Korea Utara mengutuk latihan militer yang dilakukan AS dan Korea Selatan dan mengatakan pihaknya menganggap latihan itu sebagai simulasi "perang habis-habisan".
Baca juga: Korea Utara Tembakkan 2 Rudal Balistik, Diduga Jatuh di Luar ZEE Jepang
Ketegangan juga meningkat setelah AS, Jepang, dan Korea Selatan mengadakan latihan anti-kapal selam di perairan Pulau Jeju Korea Selatan awal bulan ini.
“Dan mereka dengan jelas menunjukkan sifat jahat mereka yang sebenarnya untuk agresi sambil membuat pernyataan sembrono untuk konfrontasi dengan DPRK dan dengan sengaja menghasut aksi militer untuk menyerang,” katanya mengacu pada nama resmi Korea Utara, Republik Rakyat Demokratik Korea.

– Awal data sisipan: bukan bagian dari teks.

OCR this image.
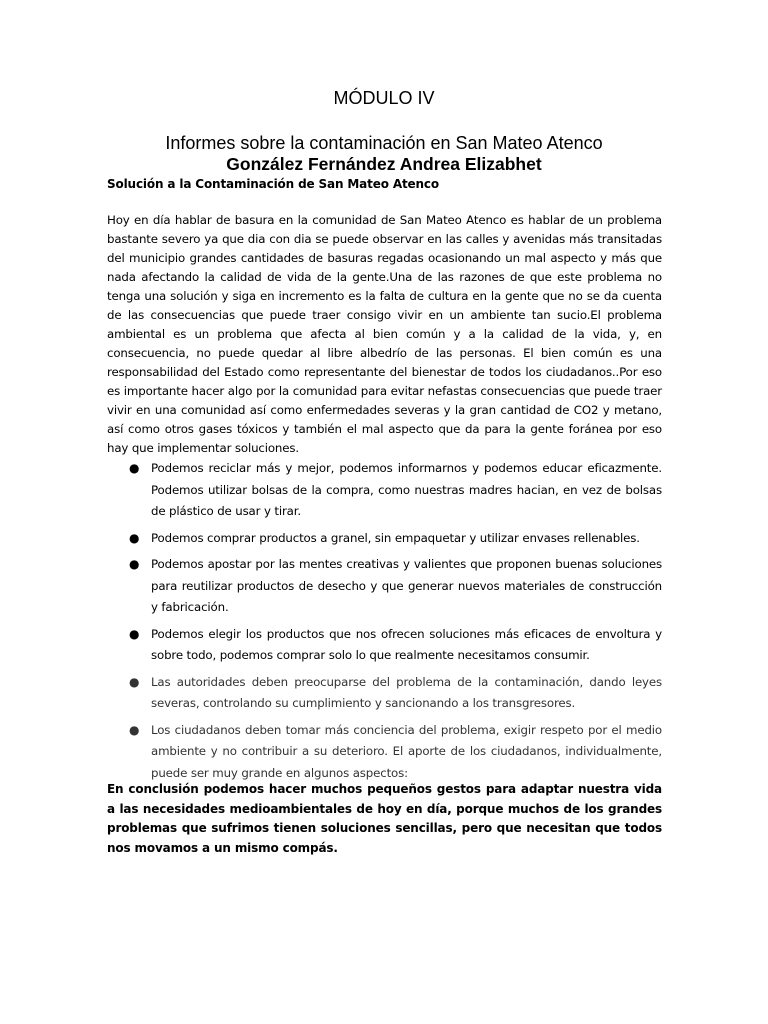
MÓDULO IV
Informes sobre la contaminación en San Mateo Atenco
González Fernández Andrea Elizabhet
Solución a la Contaminación de San Mateo Atenco

Hoy en día hablar de basura en la comunidad de San Mateo Atenco es hablar de un problema bastante severo ya que dia con dia se puede observar en las calles y avenidas más transitadas del municipio grandes cantidades de basuras regadas ocasionando un mal aspecto y más que nada afectando la calidad de vida de la gente.Una de las razones de que este problema no tenga una solución y siga en incremento es la falta de cultura en la gente que no se da cuenta de las consecuencias que puede traer consigo vivir en un ambiente tan sucio.El problema ambiental es un problema que afecta al bien común y a la calidad de la vida, y, en consecuencia, no puede quedar al libre albedrío de las personas. El bien común es una responsabilidad del Estado como representante del bienestar de todos los ciudadanos..Por eso es importante hacer algo por la comunidad para evitar nefastas consecuencias que puede traer vivir en una comunidad así como enfermedades severas y la gran cantidad de CO2 y metano, así como otros gases tóxicos y también el mal aspecto que da para la gente foránea por eso hay que implementar soluciones.

● Podemos reciclar más y mejor, podemos informarnos y podemos educar eficazmente. Podemos utilizar bolsas de la compra, como nuestras madres hacian, en vez de bolsas de plástico de usar y tirar.
● Podemos comprar productos a granel, sin empaquetar y utilizar envases rellenables.
● Podemos apostar por las mentes creativas y valientes que proponen buenas soluciones para reutilizar productos de desecho y que generar nuevos materiales de construcción y fabricación.
● Podemos elegir los productos que nos ofrecen soluciones más eficaces de envoltura y sobre todo, podemos comprar solo lo que realmente necesitamos consumir.
● Las autoridades deben preocuparse del problema de la contaminación, dando leyes severas, controlando su cumplimiento y sancionando a los transgresores.
● Los ciudadanos deben tomar más conciencia del problema, exigir respeto por el medio ambiente y no contribuir a su deterioro. El aporte de los ciudadanos, individualmente, puede ser muy grande en algunos aspectos:

En conclusión podemos hacer muchos pequeños gestos para adaptar nuestra vida a las necesidades medioambientales de hoy en día, porque muchos de los grandes problemas que sufrimos tienen soluciones sencillas, pero que necesitan que todos nos movamos a un mismo compás.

Tanggapan terhadap latihan militer bersama juga termasuk uji coba drone serangan nuklir bawah laut yang dikatakan dapat menyebabkan "tsunami radioaktif".
Menteri Unifikasi Korea Selatan Kwon Young-se mengatakan hubungan komunikasi dengan Korea Utara masih tidak ada.

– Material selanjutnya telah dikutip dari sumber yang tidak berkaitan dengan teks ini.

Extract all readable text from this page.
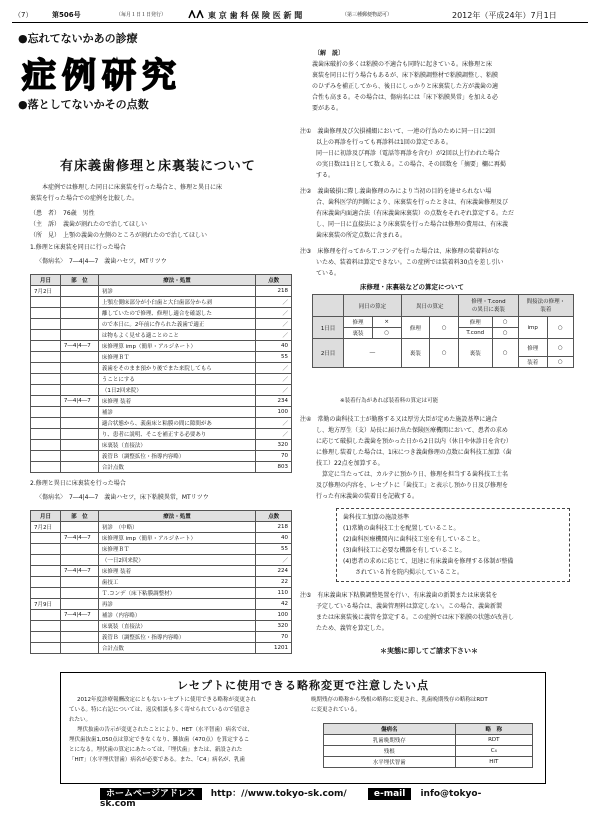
（7）	第506号	（毎月１日１日発行）	東 京 歯 科 保 険 医 新 聞	（第三種郵便物認可）	2012年（平成24年）7月1日
●忘れてないかあの診療
症例研究
●落としてないかその点数
有床義歯修理と床裏装について
本症例では修理した同日に床裏装を行った場合と、修理と異日に床
裏装を行った場合での症例を比較した。
（患　者）　76歳　男性
（主　訴）　義歯が割れたので治してほしい
（所　見）　上顎の義歯の左側のところが割れたので治してほしい
1.修理と床裏装を同日に行った場合
〈傷病名〉　7―4|4―7　義歯ハセツ，MTリツウ
月日	部　位	療法・処置	点数
7月2日		初診	218
		上顎左側床部分が小臼歯と大臼歯部分から剥	／
		離していたので修理、修理し適合を確認した	／
		ので本日に。2年前に作られた義歯で適正	／
		は物もよく見せる適ことのこと	／
	7―4|4―7	床修理算 imp（簡単・アルジネート）	40
		床修理ＢＴ	55
		義歯をそのまま預かり後でまた来院してもら	／
		うことにする	／
		（1日2回来院）	／
	7―4|4―7	床修理 装着	234
		補診	100
		適合状態から、義歯床と粘膜の間に隙間があ	／
		り、患者に説明、そこを補正する必要あり	／
		床裏装（直接法）	320
		義管Ｂ（調整拡位・指導内容略）	70
		合計点数	803
2.修理と異日に床裏装を行った場合
〈傷病名〉　7―4|4―7　義歯ハセツ，床下粘膜異常，MTリツウ
月日	部　位	療法・処置	点数
7月2日		初診　（中略）	218
	7―4|4―7	床修理算 imp（簡単・アルジネート）	40
		床修理ＢＴ	55
		（一日2回来院）	／
	7―4|4―7	床修理 装着	224
		歯技工	22
		Ｔ.コンデ（床下粘膜調整材）	110
7月9日		再診	42
	7―4|4―7	補診（内容略）	100
		床裏装（直接法）	320
		義管Ｂ（調整拡位・指導内容略）	70
		合計点数	1201
〔解　説〕
義歯床破折の多くは粘膜の不適合も同時に起きている。床修理と床
裏装を同日に行う場合もあるが、床下粘膜調整材で粘膜調整し、粘膜
のひずみを補正してから、後日にしっかりと床裏装した方が義歯の適
合性も高まる。その場合は、傷病名には「床下粘膜異常」を加える必
要がある。
注①　義歯修理及び欠損補綴において、一連の行為のために同一日に2回
以上の再診を行っても再診料は1回の算定である。
同一日に初診及び再診（電話等再診を含む）が2回以上行われた場合
の実日数は1日として数える。この場合、その回数を「摘要」欄に再掲
する。
注②　義歯破損に際し義歯修理のみにより当初の目的を達せられない場
合、歯科医学的判断により、床裏装を行ったときは、有床義歯修理及び
有床義歯内面適合法（有床義歯床裏装）の点数をそれぞれ算定する。ただ
し、同一日に直接法により床裏装を行った場合は修理の費用は、有床義
歯床裏装の所定点数に含まれる。
注③　床修理を行ってからＴ.コンデを行った場合は、床修理の装着料がな
いため、装着料は算定できない。この症例では装着料30点を差し引い
ている。
床修理・床裏装などの算定について
	同日の算定		異日の算定		修理・T.cond
の異日に裏装		間接法の修理・
装着	
1日目	修理	×	修理	○	修理	○	imp	○
	裏装	○			T.cond	○		
2日目	―		裏装	○	裏装	○	修理	○
							装着	○
※装着行為があれば装着料の算定は可能
注④　常勤の歯科技工士が勤務する又は厚労大臣が定めた施設基準に適合
し、地方厚生（支）局長に届け出た保険医療機関において、患者の求め
に応じて破損した義歯を預かった日から2日以内（休日や休診日を含む）
に修理し装着した場合は、1床につき義歯修理の点数に歯科技工加算（歯
技工）22点を加算する。
算定に当たっては、カルテに預かり日、修理を担当する歯科技工士名
及び修理の内容を、レセプトに「歯技工」と表示し預かり日及び修理を
行った有床義歯の装着日を記載する。
歯科技工加算の施設基準
(1)常勤の歯科技工士を配置していること。
(2)歯科医療機関内に歯科技工室を有していること。
(3)歯科技工に必要な機器を有していること。
(4)患者の求めに応じて、迅速に有床義歯を修理する体制が整備
されている旨を院内掲示していること。
注⑤　有床義歯床下粘膜調整処置を行い、有床義歯の新製または床裏装を
予定している場合は、義歯管理料は算定しない。この場合、義歯新製
または床裏装後に義管を算定する。この症例では床下粘膜の状態が改善し
たため、義管を算定した。
＊実態に即してご請求下さい＊
レセプトに使用できる略称変更で注意したい点
2012年度診療報酬改定にともないレセプトに使用できる略称が変更され
ている。特に右記については、返戻相談も多く寄せられているので留意さ
れたい。
埋伏抜歯の告示が変更されたことにより、HET（水平智歯）病名では、
埋伏歯抜歯1,050点は算定できなくなり、難抜歯（470点）を算定するこ
とになる。埋伏歯の算定にあたっては、「埋伏歯」または、新設された
「HIT」（水平埋伏智歯）病名が必要である。また、「C4」病名が、乳歯
晩期残存の略称から残根の略称に変更され、乳歯晩期残存の略称はRDT
に変更されている。
傷病名	略　称
乳歯晩期残存	RDT
残根	C₄
水平埋伏智歯	HIT
ホームページアドレス http：//www.tokyo-sk.com/	e-mail info@tokyo-sk.com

Ia menyatakan kekecewaan atas "sikap sepihak dan tidak bertanggung jawab" tetangganya karena menghentikan hotline.
Kwon Young-se juga memperingatkan tindakan hukum atas penggunaan aset Korea Selatan oleh Korea Utara di kawasan pabrik bersama yang sekarang ditutup di kota perbatasan Korea Utara, Kaesong.
Korea Selatan baru-baru ini mendesak Korea Utara untuk berhenti menggunakan asetnya yang tertinggal setelah menarik perusahaannya keluar dari Kaesong pada tahun 2016 sebagai protes atas uji coba nuklir Korea Utara.
Media Korea Utara baru-baru ini menunjukkan apa yang tampak seperti bus komuter Korea Selatan yang beroperasi di jalan-jalan Kaesong dan Pyongyang.
Hotline dibuat antara kedua negara pada tahun 2018 untuk mencegah bentrokan yang tidak disengaja di sepanjang perbatasan laut kedua negara.